Nous demandons au monde libre et à la communauté internationale de soutenir les demandes égyptiennes de réformes  et de liberté, dont les plus importantes sont les suivantes :

 

1/ Annulation des amendements constitutionnels apportés en avril 2019, qui ont prolongé le mandat de Sissi en violation des dispositions des constitutions de 2012 et 2014

 

2/  La libération de tous les prisonniers politiques, et la modification du Code de procédure pénale, pour fixer une limite maximale, pour la détention provisoire a – 60 jours , après qu’elle a été transformée en une peine qui s’étend sur des années, sans condamnation judiciaire.

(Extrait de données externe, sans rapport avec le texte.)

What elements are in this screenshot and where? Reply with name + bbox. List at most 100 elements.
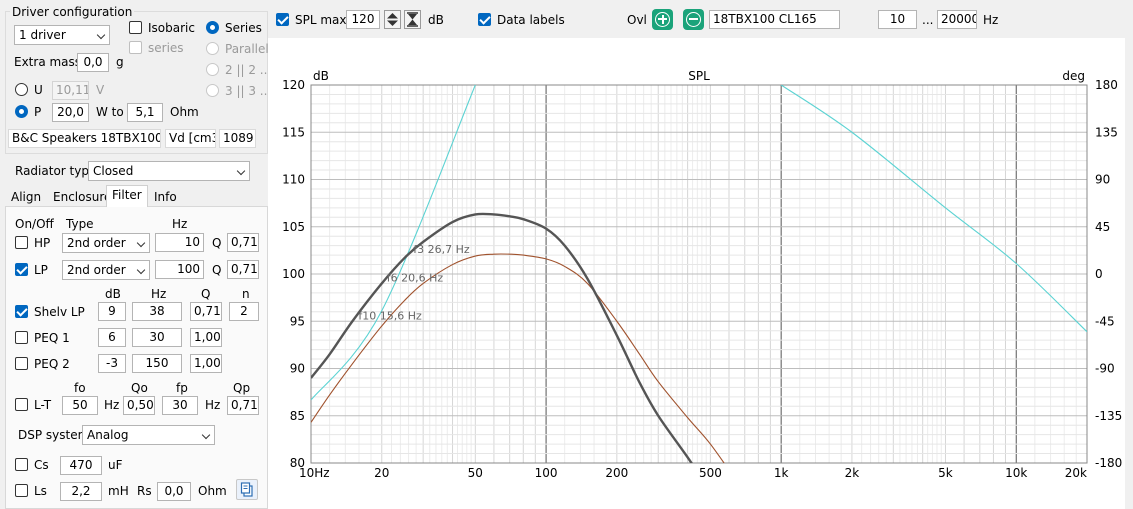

Nous exiger également l’abolition de l’état d’urgence imposé il y a 4 ans en violation des dispositions de la Constitution.

 

Nous, membres de l’Union des forces nationales égyptiennes, pensons qu’il n’y a pas de droits de l’homme en Égypte sans un arrêt immédiat de la poursuite des défenseurs des droits de l’homme et des opposants dans le pays et à l’étranger, le droit d’expression, de manifestation pacifique, le respect de la liberté des médias et la déblocage de 600 sites et journaux numériques égyptiens

 

Comme le pense l’Union, le bon départ pour toute réforme commence par l’activation des textes constitutionnels sur la réconciliation sociétale et la justice transitionnelle, la libération de plus de 60 000 détenus, l’abolition des exécutions et le retour de dizaines de milliers d’exilés à l’étranger dans leur pays d’origine.

 

Par conséquent, la stratégie annoncée le 11 septembre 2021 était dépourvue des points précédents, ce qui en faisait une entrée dans le sujet par les portes tournantes qui nous ramènent au point zéro.